I've posted photographs of this atmospheric ruin on Maine's scenic Route 1 before (see more of them here), but that was before the new "skylight" appeared in the roof of the addition:
Here's the house in 2011:
And here's the same view is in 2015:
It doesn't help that we are often unsure about exactly where this house is. Every vacant, grassy field gives us a jolt. Is the house just past the Ship in a Bottle shop, or not? Isn't it right near this flea market... or is there another one? Where is it in relation to the shop that sells spiral staircases? Then we finally spot it and we are thrilled and relieved.
And we are hardly alone. Many travelers along Route 1 love and worry about this house as much as we do. And many photograph it. Here's one photographer's moody shot taken at night — something I'll never see, since we make our long drives during daylight.

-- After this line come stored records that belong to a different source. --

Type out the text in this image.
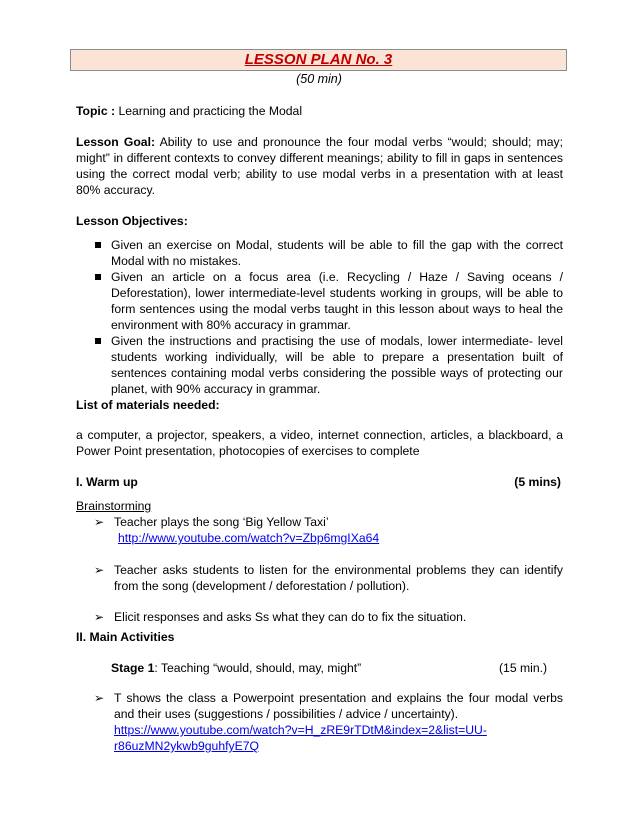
LESSON PLAN No. 3
(50 min)
Topic : Learning and practicing the Modal
Lesson Goal: Ability to use and pronounce the four modal verbs “would; should; may; might” in different contexts to convey different meanings; ability to fill in gaps in sentences using the correct modal verb; ability to use modal verbs in a presentation with at least 80% accuracy.
Lesson Objectives:
Given an exercise on Modal, students will be able to fill the gap with the correct Modal with no mistakes.
Given an article on a focus area (i.e. Recycling / Haze / Saving oceans / Deforestation), lower intermediate-level students working in groups, will be able to form sentences using the modal verbs taught in this lesson about ways to heal the environment with 80% accuracy in grammar.
Given the instructions and practising the use of modals, lower intermediate- level students working individually, will be able to prepare a presentation built of sentences containing modal verbs considering the possible ways of protecting our planet, with 90% accuracy in grammar.
List of materials needed:
a computer, a projector, speakers, a video, internet connection, articles, a blackboard, a Power Point presentation, photocopies of exercises to complete
I. Warm up	(5 mins)
Brainstorming
➢ Teacher plays the song ‘Big Yellow Taxi’
http://www.youtube.com/watch?v=Zbp6mgIXa64
➢ Teacher asks students to listen for the environmental problems they can identify from the song (development / deforestation / pollution).
➢ Elicit responses and asks Ss what they can do to fix the situation.
II. Main Activities
Stage 1: Teaching “would, should, may, might”	(15 min.)
➢ T shows the class a Powerpoint presentation and explains the four modal verbs and their uses (suggestions / possibilities / advice / uncertainty).
https://www.youtube.com/watch?v=H_zRE9rTDtM&index=2&list=UU-
r86uzMN2ykwb9guhfyE7Q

Here's a moonlight photo by Michael Berry that is probably my favorite.
Another photographer, Kim Jackson, shot the house in snow and reported what she knew of its story: It was built between 1830 and 1840 for a sea captain, Joseph Loomis Park (many sea captains built fine houses in Searsport). It changed hands a few times until it was purchased by an "eccentric man" named Douglas Brown, who "has filled it with junk and left it to decay."
Keep it up, Mr. Brown. Long may you wave. Please, please, let it stay upright for as long as it can. Please never let anyone tear it down. It's one of Maine's treasures.